Review: Enchanted IvyEnchanted Ivy by Sarah Beth Durst
Published by Margaret K. McElderry on October 12, 2010
Genres: Fantasy, Romance, Urban Fantasy
Pages: 310
Format: Hardcover
Source: Library

What Lily Carter wants most in the world is to attend Princeton University just like her grandfather. When she finally visits the campus, Grandpa surprises her: She has been selected to take the top-secret Legacy Test. Passing means automatic acceptance to Princeton. Sweet!

Lily's test is to find the Ivy Key. But what is she looking for? Where does she start? As she searches, Lily is joined by Tye, a cute college boy with orange and black hair who says he's her guard. That's weird. But things get seriously strange when a gargoyle talks to her. He tells her that there are two Princetons—the ordinary one and a magical one—and the Key opens the gate between them. But there are more secrets that surround Lily. Worse secrets.

When Lily enters the magical Princeton, she uncovers old betrayals and new dangers, and a chance at her dream becomes a fight for her life. Soon Lily is caught in a power struggle between two worlds, with her family at its center. In a place where Knights slay monsters, boys are were-tigers, and dragons might be out for blood, Lily will need all of her ingenuity and courage—and a little magic—to unite the worlds and unlock the secrets of her past and her future.

I read Into the Wild, another of Sarah Beth Durst’s books (not to be confused with Jon Krakauer’s ode to being really stupid–aka cool–when hiking), in 2008. I wasn’t super impressed (I didn’t even read the sequel), but I still wanted to read this one and her other book, Ice. I love fantasy and fairy tales, which is her niche. Unfortunately, she still has yet to really engage me. This one was definitely preferable to Into the Wild, mostly because the protagonist is a bit older and easier for me to relate to. Also, the title is a pun, which you have to love. Enchanted Ivy, both because Princeton is an ivy league school with magic things running around and because there are some vines that are enchanted. Awesome.

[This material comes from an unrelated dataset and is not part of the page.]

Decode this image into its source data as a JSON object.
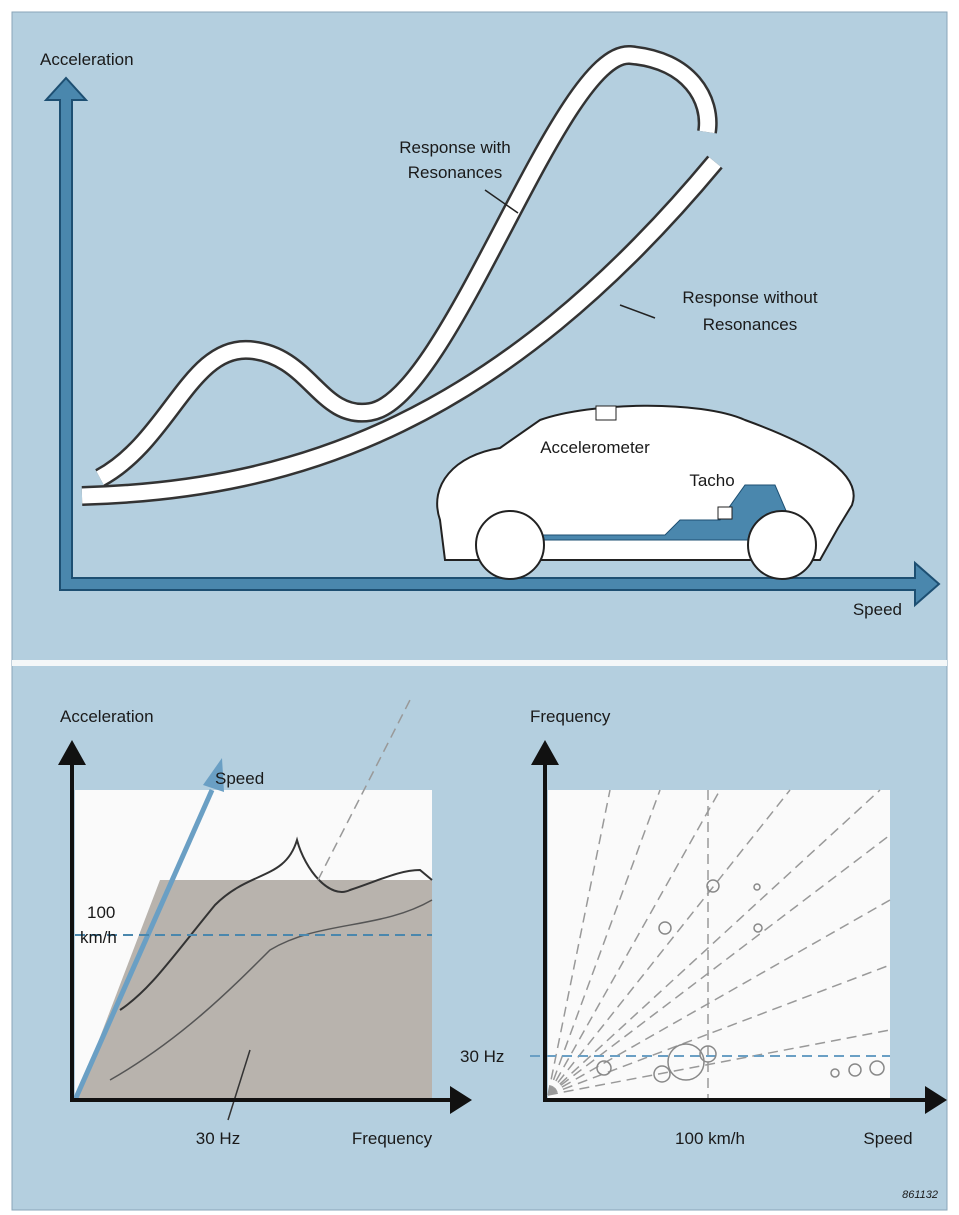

There were three things that really kept me from connecting with Lily and the book:

1) Lily is too damn trusting. She never really suspects anyone until they openly admit that they are terrible people. She has a tendency to expect others to save her, which gets really frustrating. That’s part of the growing she does in the progress of the novel, but it happens in such a way that I do not feel thrilled for her. Instead, I feel even more judgmental.

2) She manages to be a big flirt while claiming to be complete out of the league of the only two young males in the book. Cry moar. I mean, really.

3) Every time one of the characters touches her, she feels tingles. And it does get mentioned every single time. Except for that time where she sat behind him on a ride with her arms around him for a matter of minutes, so good consistency there. She attributes this tingly feeling not with her romantic feelings (certainly an improvement), but with the magic she senses within him. Well, that’s great. Except that she has never noticed magic anywhere else through this same tingle, even in the other magical creatures she meets. What does this mean? Is Lily stupid or is all the powerful tingle of love?

Final verdict: just okay. A bit too cheesy and obvious to be particularly good, but interesting enough in spite of that to be readable.

One response to “Review: Enchanted Ivy”

  1. I get the impression that this book irritated you a bit! I hate it when the main character is so clueless that you end up shouting at the book!